The U.S. government is testing drones that are a civil rights double whammy – not only can they spy on you from above, but they can also determine whether you’re carrying a gun.
The drone will be able to "distinguish between unarmed and armed (exposed) personnel." Citizens carrying around an assault rifle or a holster might send up a red flag, but people with concealed weapons will evade the drone’s gun-seeking camera.
The Oklahoma Training Center for Unmanned Systems, a unit of the University Multispectral Laboratories under Oklahoma State University and Anchor Dynamics, has been performing research with the new drone. They hope to eventually employ the drone to aid first responders and frontline homeland security professionals in search-and-rescue missions, radiological and chemical emergencies, wildfires and “to catch the bad guys.”
The Department of Homeland Security’s chief privacy official assured the public that the testing would not violate any privacy issues, but that may not do much to ease the concerns of gun rights and privacy advocates. Testing may be harmless, but what about the eventual application?

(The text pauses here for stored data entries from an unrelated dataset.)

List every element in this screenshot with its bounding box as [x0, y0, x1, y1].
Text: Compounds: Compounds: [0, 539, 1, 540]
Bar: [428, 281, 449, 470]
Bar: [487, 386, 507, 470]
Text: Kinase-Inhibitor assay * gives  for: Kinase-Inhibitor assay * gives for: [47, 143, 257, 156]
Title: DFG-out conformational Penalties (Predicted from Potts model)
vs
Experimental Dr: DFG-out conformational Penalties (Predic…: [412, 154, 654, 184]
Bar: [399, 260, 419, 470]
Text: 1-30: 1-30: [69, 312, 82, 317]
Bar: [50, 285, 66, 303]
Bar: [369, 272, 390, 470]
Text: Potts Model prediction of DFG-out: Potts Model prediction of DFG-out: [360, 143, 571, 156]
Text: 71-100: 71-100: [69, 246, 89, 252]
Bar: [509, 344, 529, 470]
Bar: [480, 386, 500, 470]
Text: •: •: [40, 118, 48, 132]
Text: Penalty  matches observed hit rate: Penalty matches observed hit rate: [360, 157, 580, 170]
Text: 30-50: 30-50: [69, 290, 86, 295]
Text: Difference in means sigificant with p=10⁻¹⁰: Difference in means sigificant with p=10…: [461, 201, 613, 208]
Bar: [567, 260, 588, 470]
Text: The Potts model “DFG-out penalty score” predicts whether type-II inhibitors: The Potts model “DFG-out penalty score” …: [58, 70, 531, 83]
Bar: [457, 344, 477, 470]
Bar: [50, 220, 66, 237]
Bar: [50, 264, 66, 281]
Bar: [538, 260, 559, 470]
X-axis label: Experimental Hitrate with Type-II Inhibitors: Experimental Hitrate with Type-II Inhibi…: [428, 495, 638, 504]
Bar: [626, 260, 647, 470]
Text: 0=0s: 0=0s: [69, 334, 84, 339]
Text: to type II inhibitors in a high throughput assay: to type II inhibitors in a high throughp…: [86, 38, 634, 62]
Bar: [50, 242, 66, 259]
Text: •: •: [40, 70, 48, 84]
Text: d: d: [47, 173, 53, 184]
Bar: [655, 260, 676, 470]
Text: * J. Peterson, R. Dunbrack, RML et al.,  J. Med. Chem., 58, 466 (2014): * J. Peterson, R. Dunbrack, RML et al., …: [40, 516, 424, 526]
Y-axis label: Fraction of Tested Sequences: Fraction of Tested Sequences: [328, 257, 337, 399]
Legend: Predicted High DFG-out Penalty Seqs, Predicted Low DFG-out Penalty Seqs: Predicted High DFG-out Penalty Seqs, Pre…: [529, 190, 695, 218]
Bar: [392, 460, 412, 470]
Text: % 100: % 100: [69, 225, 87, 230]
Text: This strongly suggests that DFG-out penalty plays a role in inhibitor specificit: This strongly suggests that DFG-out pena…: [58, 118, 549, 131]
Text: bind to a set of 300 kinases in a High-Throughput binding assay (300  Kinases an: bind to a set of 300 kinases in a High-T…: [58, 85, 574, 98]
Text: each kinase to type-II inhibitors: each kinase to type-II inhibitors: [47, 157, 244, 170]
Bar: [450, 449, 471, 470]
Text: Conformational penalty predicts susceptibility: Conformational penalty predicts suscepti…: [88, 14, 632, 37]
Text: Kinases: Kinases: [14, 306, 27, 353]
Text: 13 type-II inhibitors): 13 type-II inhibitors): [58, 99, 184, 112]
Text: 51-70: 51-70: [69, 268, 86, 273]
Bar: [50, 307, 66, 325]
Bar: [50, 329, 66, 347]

Attorney David Slane said: “The general application of helping people in a rescue situation or a lost child – great. But that doesn’t mean that we should be giving up our privacy rights.” Military consultant Toney Stricklin added, “We don’t want to do anything that infringes on an Oklahoman’s privacy because that would be infringing on our own privacy.” The DHS added that the program “is not linked to any intended procurement action, nor does it imply intent to initiate such action.”
It will likely be hard for gun rights advocates to accept these assurances. Gun rights, privacy and distrust of the government often fit together like three pees in a pod, so a drone that infringes on both of those rights while giving more power to the government is sure to ruffle some feathers.
Gun rights advocates may have to put their hopes in the Oklahoma courts because they are in the unique position of being able to address the privacy concerns of citizens. Their rulings – if they make any – could potentially shape domestic drone laws on a federal level.